Now, extreme weather is intensifying just as structures fail. We’ve already seen consequences in the devastation of Hurricane Katrina in 2005, for example, when collapsing levees inundated 80 percent of New Orleans, killing hundreds, or in the failure of an under-inspected dam in Edenville, Michigan, which flooded the region and destroyed thousands of homes in 2020. The trend is set to continue: after Superstorm Sandy engulfed New York City transit, Ayyub helped study similar risks in Washington, D.C and Shanghai. His models showed widespread flooding that could swamp D.C. metro stations and in severe cases even reach “the backyard of the White House.”
The Future of U.S. Infrastructure
Mukherjee is optimistic about the use of new technology to solve some of these issues, though adoption has been slow. Drones can provide human inspectors with up-close views of areas they can’t reach themselves and reduce chance of human error; a drone on an unrelated project captured footage of the Mississippi bridge crack two years before its discovery.
Ayyub has also worked with North American freight railroads to find weak links using computer modeling, combing through thousands of stations to “identify exactly which point if it fails will have the biggest impact,” he says. Why not do the same with our power grid and waterways?

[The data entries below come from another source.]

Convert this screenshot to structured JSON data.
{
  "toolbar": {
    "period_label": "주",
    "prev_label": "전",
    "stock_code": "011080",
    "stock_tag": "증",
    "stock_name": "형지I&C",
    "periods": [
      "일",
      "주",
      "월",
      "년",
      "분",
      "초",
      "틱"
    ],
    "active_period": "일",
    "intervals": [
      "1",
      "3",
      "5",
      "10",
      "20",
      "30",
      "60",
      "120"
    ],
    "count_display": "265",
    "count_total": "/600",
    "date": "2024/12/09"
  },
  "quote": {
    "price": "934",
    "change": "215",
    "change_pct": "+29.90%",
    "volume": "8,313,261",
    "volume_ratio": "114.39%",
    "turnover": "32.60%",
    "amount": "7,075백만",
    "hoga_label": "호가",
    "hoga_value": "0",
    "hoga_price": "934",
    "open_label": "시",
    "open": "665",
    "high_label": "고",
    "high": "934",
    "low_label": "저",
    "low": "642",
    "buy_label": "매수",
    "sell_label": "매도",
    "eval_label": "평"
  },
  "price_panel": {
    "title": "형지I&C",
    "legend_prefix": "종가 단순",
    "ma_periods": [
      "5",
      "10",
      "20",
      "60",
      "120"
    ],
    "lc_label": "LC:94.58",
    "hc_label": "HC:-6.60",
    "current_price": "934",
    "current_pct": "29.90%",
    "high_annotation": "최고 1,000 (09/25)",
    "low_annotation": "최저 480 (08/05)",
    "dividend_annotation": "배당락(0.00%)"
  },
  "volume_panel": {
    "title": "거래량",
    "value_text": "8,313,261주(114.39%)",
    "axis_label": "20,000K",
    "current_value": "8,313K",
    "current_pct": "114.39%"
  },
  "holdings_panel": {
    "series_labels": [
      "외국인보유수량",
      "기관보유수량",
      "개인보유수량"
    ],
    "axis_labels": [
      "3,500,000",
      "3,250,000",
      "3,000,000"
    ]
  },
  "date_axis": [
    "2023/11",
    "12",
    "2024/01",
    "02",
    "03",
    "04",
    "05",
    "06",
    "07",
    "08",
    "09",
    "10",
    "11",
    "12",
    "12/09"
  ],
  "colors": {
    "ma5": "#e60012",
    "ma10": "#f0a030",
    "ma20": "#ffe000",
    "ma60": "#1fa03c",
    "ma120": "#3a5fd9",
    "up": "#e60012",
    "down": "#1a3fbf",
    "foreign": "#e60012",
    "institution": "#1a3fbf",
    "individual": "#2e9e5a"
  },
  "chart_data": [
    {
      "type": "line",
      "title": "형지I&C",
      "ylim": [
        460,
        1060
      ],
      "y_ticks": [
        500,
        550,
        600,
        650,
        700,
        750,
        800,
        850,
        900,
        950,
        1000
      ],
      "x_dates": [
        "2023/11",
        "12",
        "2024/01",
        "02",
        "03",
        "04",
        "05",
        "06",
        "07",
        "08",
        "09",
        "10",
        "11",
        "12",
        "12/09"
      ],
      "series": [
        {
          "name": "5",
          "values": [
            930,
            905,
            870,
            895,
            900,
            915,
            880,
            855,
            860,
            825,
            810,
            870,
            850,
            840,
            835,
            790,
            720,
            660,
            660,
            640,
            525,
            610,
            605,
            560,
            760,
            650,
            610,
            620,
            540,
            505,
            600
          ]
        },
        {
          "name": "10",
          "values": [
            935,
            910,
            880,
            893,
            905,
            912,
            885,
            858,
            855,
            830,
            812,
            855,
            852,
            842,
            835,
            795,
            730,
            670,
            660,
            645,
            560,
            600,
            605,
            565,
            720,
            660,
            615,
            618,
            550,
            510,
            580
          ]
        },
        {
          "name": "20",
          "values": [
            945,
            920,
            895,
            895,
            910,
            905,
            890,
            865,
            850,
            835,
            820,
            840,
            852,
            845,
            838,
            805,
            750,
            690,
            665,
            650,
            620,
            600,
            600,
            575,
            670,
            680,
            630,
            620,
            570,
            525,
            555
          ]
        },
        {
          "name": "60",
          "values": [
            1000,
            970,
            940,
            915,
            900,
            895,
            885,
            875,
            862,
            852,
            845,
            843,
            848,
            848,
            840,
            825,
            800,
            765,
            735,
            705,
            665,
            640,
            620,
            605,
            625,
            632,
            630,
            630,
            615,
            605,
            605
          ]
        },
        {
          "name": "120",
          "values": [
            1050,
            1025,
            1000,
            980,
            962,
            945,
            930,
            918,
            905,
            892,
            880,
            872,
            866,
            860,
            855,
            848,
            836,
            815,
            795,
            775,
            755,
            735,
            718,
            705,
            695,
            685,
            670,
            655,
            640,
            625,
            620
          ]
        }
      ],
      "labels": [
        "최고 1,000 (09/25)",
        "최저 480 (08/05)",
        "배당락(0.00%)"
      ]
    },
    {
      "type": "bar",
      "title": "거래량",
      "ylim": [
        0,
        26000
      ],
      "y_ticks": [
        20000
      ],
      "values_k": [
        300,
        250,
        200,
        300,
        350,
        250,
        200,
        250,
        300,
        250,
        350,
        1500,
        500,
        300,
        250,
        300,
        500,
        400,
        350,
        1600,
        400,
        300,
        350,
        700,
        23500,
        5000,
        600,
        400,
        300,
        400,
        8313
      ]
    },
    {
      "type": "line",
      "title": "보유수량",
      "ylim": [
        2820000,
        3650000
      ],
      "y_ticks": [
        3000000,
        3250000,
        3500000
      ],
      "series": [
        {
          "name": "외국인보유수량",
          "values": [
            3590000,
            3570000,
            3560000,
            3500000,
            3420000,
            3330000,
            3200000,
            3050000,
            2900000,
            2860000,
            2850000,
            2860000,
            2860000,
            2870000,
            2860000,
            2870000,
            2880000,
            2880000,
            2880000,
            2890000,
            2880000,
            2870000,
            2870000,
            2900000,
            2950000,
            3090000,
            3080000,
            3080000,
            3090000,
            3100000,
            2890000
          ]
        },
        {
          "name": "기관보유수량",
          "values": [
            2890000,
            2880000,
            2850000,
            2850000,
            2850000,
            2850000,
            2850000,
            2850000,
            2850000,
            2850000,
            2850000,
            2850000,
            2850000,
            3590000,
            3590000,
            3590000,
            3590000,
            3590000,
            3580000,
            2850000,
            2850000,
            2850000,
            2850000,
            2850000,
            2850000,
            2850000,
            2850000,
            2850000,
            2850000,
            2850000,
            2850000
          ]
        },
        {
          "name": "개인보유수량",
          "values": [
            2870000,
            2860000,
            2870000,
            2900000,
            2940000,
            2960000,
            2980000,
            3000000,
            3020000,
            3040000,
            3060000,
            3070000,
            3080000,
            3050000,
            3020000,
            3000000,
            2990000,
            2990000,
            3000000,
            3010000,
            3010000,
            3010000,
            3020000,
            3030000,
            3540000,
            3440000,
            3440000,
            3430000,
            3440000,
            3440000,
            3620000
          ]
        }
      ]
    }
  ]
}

One piece of good news: in 2021, Congress passed the Bipartisan Infrastructure Law, which provides $1.2 trillion over five years for the ailing systems that help American society run, the largest federal investment in US history. It was a major victory. “Every president for the last eight presidents said we should spend a lot of money—like a trillion dollars—on infrastructure, and none of them delivered,” Lehman says.
Unless it is renewed regularly, though, this funding will barely stop the bleeding. And meanwhile, across the country, families like Kirchhoff’s (who after a difficult year were able to rebuild both the destroyed houses) struggle to recover from a relentless march of disasters, many of them preventable. It’s time for the US to learn the lessons drawn from of a century of neglect, Lehman argues, and begin maintaining the systems that makes so much of American life possible while they’re still in working condition.
“If you have a leak in your roof, you go up there, find it, replace the shingles, put on a little tar” she says. “If you let it go, it’s not going to be a little fix: it’s going to be a replacement.”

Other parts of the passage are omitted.